Interdit de salle pendant près de 40 ans pour incitation à la haine raciale, le film « Babylon » vient d’être restauré.
Nous sommes en 1980 à Londres, à Brixton, quartier pauvre du sud de Londres. C’est là que de nombreux jamaïcains se sont installés suite à une vague d’immigration, depuis la décolonisation de l’ile, en 1962. Dans un garage un peu lugubre, une bande de jeunes jamaïcains sortent un 45 tours de sa jaquette. Il vient d’être acheté à un revendeur aux allures de gangster, contre un collier et de la ganja. Une fois la galette posée sur la platine, c’est l’euphorie générale car ce son qu’ils entendent, à cette époque, en Angleterre, il est rare. C’est du reggae, un disque venu tout droit de Jamaïque.

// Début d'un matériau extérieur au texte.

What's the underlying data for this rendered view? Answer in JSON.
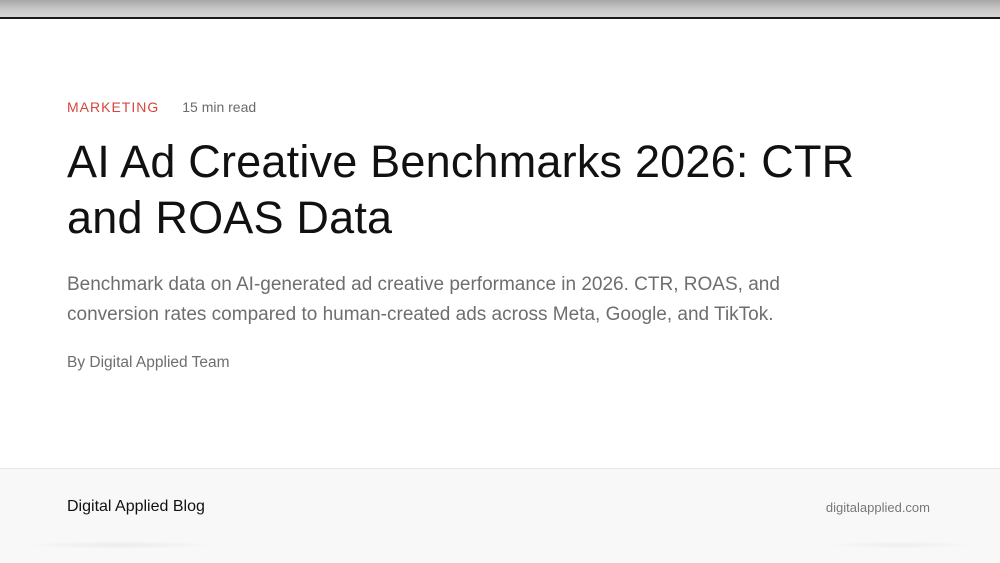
{
  "article": {
    "category": "MARKETING",
    "read_time": "15 min read",
    "title": "AI Ad Creative Benchmarks 2026: CTR and ROAS Data",
    "subtitle": "Benchmark data on AI-generated ad creative performance in 2026. CTR, ROAS, and conversion rates compared to human-created ads across Meta, Google, and TikTok.",
    "byline": "By Digital Applied Team"
  },
  "footer": {
    "brand": "Digital Applied Blog",
    "domain": "digitalapplied.com"
  },
  "colors": {
    "category_accent": "#d6453d",
    "title_text": "#111111",
    "muted_text": "#6e6e6e",
    "footer_background": "#f8f8f8"
  }
}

Cette scène, elle est extraite du film Babylon réalisé par Franco Rosso. Une fiction documentaire qui raconte l’arrivée des sound systems reggae en Angleterre, un témoignage précis et précieux parce que le film a été tourné en 1980. A sa sortie, il est interdit aux Etats-Unis et censuré en Angleterre pendant près de 40 ans, jugé incitant à la haine raciale.
« Babylon » montre la violence du quotidien des afro-caribéens londoniens
Dans le film, la scène qui suit celle de l’écoute religieuse du fameux 45 tours montre une voisine blanche, raciste, qui demande à ce que la musique s’arrête, traitant de « vermine puante » les jeunes jamaïcains. Elle lance : « Rentrez dans votre pays, bande de macaques ». « C’est mon pays, madame », répond l’un des personnages.

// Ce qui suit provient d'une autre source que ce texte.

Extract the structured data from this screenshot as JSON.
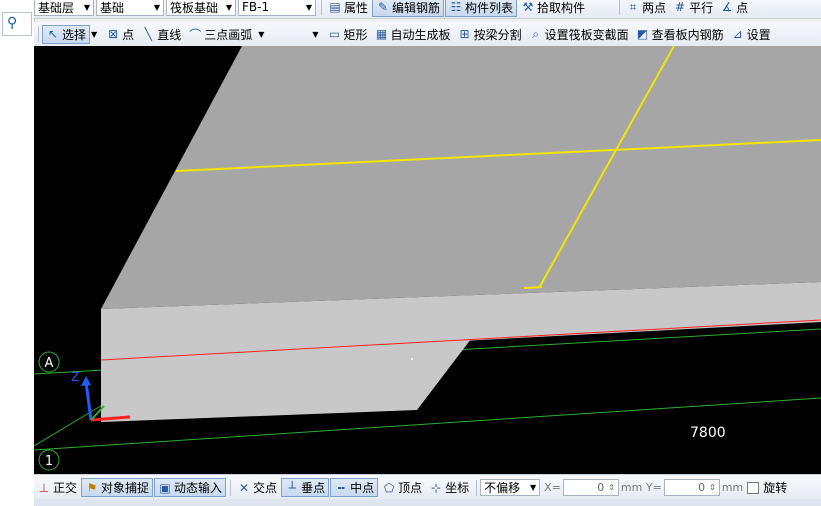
{
  "toolbar_top": {
    "floor": "基础层",
    "category": "基础",
    "type": "筏板基础",
    "component": "FB-1",
    "property_label": "属性",
    "edit_rebar_label": "编辑钢筋",
    "component_list_label": "构件列表",
    "pick_component_label": "拾取构件",
    "two_points_label": "两点",
    "parallel_label": "平行",
    "point_angle_label": "点"
  },
  "toolbar_draw": {
    "select_label": "选择",
    "point_label": "点",
    "line_label": "直线",
    "arc_label": "三点画弧",
    "rect_label": "矩形",
    "auto_generate_label": "自动生成板",
    "split_by_beam_label": "按梁分割",
    "set_section_label": "设置筏板变截面",
    "view_rebar_label": "查看板内钢筋",
    "settings_label": "设置"
  },
  "viewport": {
    "axis_a": "A",
    "axis_1": "1",
    "axis_z": "Z",
    "dimension": "7800",
    "colors": {
      "background": "#000000",
      "slab_top": "#a6a6a6",
      "slab_side": "#c8c8c8",
      "grid_yellow": "#f2e600",
      "axis_red": "#ff2020",
      "axis_green": "#2fae2f"
    }
  },
  "status_bar": {
    "ortho_label": "正交",
    "snap_label": "对象捕捉",
    "dynamic_input_label": "动态输入",
    "intersection_label": "交点",
    "perpendicular_label": "垂点",
    "midpoint_label": "中点",
    "vertex_label": "顶点",
    "coordinate_label": "坐标",
    "offset_value": "不偏移",
    "x_label": "X=",
    "x_value": "0",
    "y_label": "mm Y=",
    "y_value": "0",
    "unit_label": "mm",
    "rotate_label": "旋转"
  }
}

Babylon montre la violence du quotidien des Afro-caribéens londoniens, alors que Margaret Thatcher vient d’être élue Premier ministre du Royaume-Uni (en 1979), et qu’elle s’apprête à mener jusqu’à la fin de sa mandature en 1990 une politique particulièrement dure, notamment, à l’égard des populations issues de l’immigration.

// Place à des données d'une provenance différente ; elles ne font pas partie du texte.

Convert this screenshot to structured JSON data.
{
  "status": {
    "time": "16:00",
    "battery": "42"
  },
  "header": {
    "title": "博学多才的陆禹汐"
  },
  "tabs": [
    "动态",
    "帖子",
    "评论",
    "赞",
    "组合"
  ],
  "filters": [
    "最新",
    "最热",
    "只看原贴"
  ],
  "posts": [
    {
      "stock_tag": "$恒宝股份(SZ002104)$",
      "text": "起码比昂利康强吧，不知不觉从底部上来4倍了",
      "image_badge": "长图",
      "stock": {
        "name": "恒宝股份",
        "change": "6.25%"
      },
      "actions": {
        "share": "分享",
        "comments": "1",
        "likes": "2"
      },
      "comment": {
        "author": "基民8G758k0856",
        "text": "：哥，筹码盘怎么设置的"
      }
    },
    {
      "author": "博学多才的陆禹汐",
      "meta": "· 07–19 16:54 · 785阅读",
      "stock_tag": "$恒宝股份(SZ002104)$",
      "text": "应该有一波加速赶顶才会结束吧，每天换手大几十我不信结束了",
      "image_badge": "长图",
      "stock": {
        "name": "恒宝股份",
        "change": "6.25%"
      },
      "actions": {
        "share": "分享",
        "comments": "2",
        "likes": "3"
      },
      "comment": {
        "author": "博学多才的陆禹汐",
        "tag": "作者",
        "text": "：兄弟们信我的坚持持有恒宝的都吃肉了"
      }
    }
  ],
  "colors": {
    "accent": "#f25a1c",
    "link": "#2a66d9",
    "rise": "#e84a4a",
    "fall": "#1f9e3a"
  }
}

Cette violence, il est nécessaire de la voir pour comprendre le rôle joué par la musique reggae à l’époque, l’exutoire d’une jeunesse qui pensait faire fortune en Angleterre.
La désillusion de ces jeunes, elle est incarnée par l’acteur Brinsley Forde, Blue dans le film. Un mécano qui se défoule au micro. Lui vit pour une battle de sound systems, qui oppose son crew, Ital Lion, à son principal rival, le pionnier de la scène reggae en Angleterre, dans le film comme dans la vraie vie, Jah Shaka.
Au milieu des années 70, c’est le punk qui a le droit aux gros titres des médias britanniques avec des groupes comme le Clash ou encore les Slits. Le reggae est moins plébiscité mais commence lui aussi a pénétré les charts, grâce à des artistes comme Max Romeo ou encore Lee Perry. Alors qu’à la fin des années 70 les voix s’élèvent contre le racisme en Angleterre, le reggae joue un rôle important dans cette prise de conscience. Les sound systems s’adressent directement aux gens. La scène reggae est notamment crédibilisée par le succès (mondial) de Bob Marley, et les groupes de rock et de punk finissent par incorporer des sonorités reggae dans leur musique — c’est le cas de Police par exemple — ce qui contribue à atténuer la défiance vis-à-vis de cette scène dans les années 80.
Dans Babylon, on assiste au premier acte de cette révolution qui se joue à la fois sur le plan musical et sur le plan politique, celle de la rencontre entre le reggae et le rock anglais, qui finiront par fusionner dans certains cas.
Le film Babylon sort en salles, en France, mercredi 14 octobre.